Groups and Associations Hegde, Shalini G.; Devi, Sarita; Sivadas, Ambily; Shubha, Attibele Mahadevaiah; Thomas, Annamma; Mukhopadhyay, Arpita; Kurpad, Anura V.
Clinical and translational gastroenterology 2023

INTRODUCTION: The gene-environment interaction of the REarranged during Transfection ( RET ) gene with vitamin A in the etiopathogenesis of Hirschsprung  disease (HSCR) has been suggested in rodents. The aim of this study was to  evaluate vitamin A status in mothers of children with HSCR and to assess its  association with pathogenic variants of the RET gene in affected children.  METHODS: This was a case-control study of stable isotope-based vitamin A  measurement stores of mothers of children diagnosed with HSCR (within 8 months  from birth, n = 7) and age-matched mothers of normal children (n = 6).  Next-generation sequencing of RET exons, along with their upstream promoter  region, was performed in the 7 HSCR proband-parent triads to evaluate pathogenic  variants.
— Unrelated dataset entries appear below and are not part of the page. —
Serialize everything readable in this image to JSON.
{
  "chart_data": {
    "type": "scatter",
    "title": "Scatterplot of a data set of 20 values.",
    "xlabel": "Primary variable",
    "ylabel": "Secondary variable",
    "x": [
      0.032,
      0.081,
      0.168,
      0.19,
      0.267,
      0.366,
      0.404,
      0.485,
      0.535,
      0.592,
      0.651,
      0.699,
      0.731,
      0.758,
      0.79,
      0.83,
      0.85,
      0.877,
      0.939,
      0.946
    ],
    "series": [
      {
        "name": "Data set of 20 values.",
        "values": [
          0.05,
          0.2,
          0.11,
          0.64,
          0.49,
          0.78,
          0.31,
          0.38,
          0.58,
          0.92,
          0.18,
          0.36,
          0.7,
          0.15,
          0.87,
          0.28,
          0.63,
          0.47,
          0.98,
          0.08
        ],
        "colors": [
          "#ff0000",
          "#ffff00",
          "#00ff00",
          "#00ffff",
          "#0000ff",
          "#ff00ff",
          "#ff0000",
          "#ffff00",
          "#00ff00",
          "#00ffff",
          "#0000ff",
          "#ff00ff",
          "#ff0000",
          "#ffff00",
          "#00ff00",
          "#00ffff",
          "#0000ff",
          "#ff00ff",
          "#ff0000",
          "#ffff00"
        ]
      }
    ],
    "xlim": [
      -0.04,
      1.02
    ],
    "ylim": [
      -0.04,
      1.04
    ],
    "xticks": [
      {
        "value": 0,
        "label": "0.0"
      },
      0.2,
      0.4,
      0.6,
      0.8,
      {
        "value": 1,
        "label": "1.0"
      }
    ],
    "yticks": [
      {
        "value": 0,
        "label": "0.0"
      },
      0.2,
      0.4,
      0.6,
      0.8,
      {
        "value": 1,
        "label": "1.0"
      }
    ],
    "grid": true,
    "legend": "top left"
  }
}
RESULTS: Maternal vitamin A stores in the HSCR group was almost 50%  that of those in controls, tending toward significance (0.50 ± 0.17 vs 0.89 ±  0.51 μmol/g respectively, P = 0.079). Two novel pathogenic de novo mutations were  identified in 2 cases, and a rare single-nucleotide deletion was detected in the  3.5-kb RET upstream region, in a heterozygous state, in all 7 proband-parent  triads. Low-penetrance RET haplotypes associated with HSCR were detected in 5  cases. DISCUSSION: Mothers with children with HSCR had lower vitamin A liver  stores than mothers with normal children, and the children who were affected had  HSCR despite having no established pathogenic RET variants. Lower maternal  vitamin A status may increase the penetrance of genetic mutations in RET , and  vitamin-A mediated gene-environment interactions may underpin some of the  etiology of HSCR.